Whether it's the spirit of Leviathan, a spirit of Jezebel, Abaddon, whether it's the spirit of Belial, we come against the strongmen, especially Jezebel, that which would operate in sorcery and witchcraft, that which would operate in hidden things, veiled things, that which would operate in deception.

White, citée dans Lemon 2019

En ayant recours aux mêmes stratégies accommodationnistes que la Droite chrétienne pour viser soit la neutralisation, soit la pluralisation de l’espace public, l’action du Temple Satanique dans la sphère publique pose la question du renforcement potentiel de la guerre culturelle mise en exergue par les fondamentalistes, à savoir celle d’une bataille cosmique entre partisans de Dieu et partisans de Satan pour l’âme des États-Unis. La stratégie et l’esthétique de transgression du Temple Satanique pourrait-elle renforcer ce discours ?

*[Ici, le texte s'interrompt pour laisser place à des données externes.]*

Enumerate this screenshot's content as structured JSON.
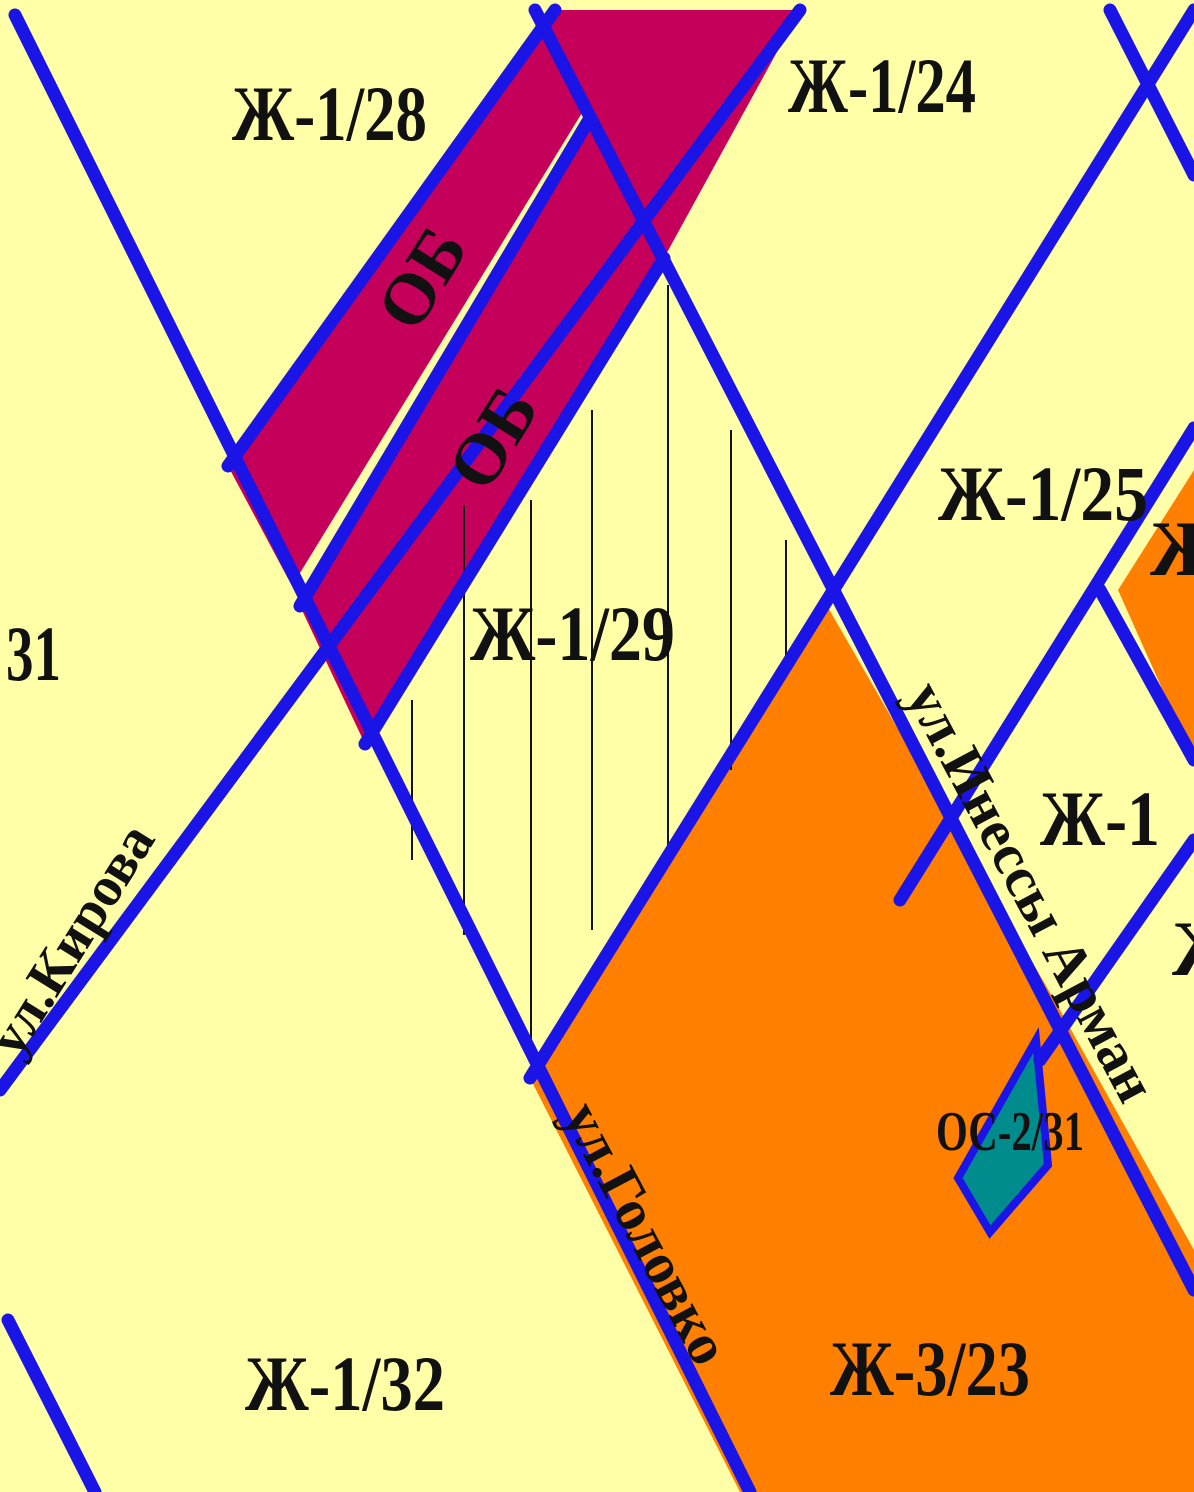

Une autre question qui se pose est celle du potentiel d’efficacité de l’organisation : bien que le cadre culturel américain et sa religion civile, ainsi que la prééminence du christianisme, ne puissent considérablement s’affaiblir à court terme, Satan demeure toutefois un puissant symbole de contestation et de provocation, mais l’aspect routinier du Temple Satanique et sa reconnaissance officielle par différentes institutions publiques pourraient progressivement réduire l’effet de surprise ainsi que son pouvoir. En perpétuant un équilibre précaire entre la volonté de faire reconnaître les satanistes comme des citoyens respectables et parfaitement intégrés et une esthétique opposée au cadre culturel dominant, le Temple Satanique cherche à préserver son pouvoir d’évocation. Il a compris que l’esthétique du satanisme, ainsi que celle de la figure de Satan, constituent un modèle de repoussoir suffisamment puissant pour susciter une réaction au sein de la société américaine en défiant le cadre culturel global avec l’esthétique qui lui est antithétique. Or, un tel phénomène n’est pas sans risques pour la stabilité et la stratégie du groupe, divisée entre acceptabilité et transgression. De futures recherches devraient observer comment l’organisation a pu s’inscrire dans le paysage américain et s’insérer dans le pluralisme religieux, en conservant sa dynamique et son pouvoir de provocation, qui est une composante non négligeable de son activisme politique, ainsi que de la manière dont les institutions publiques interagissent avec elle.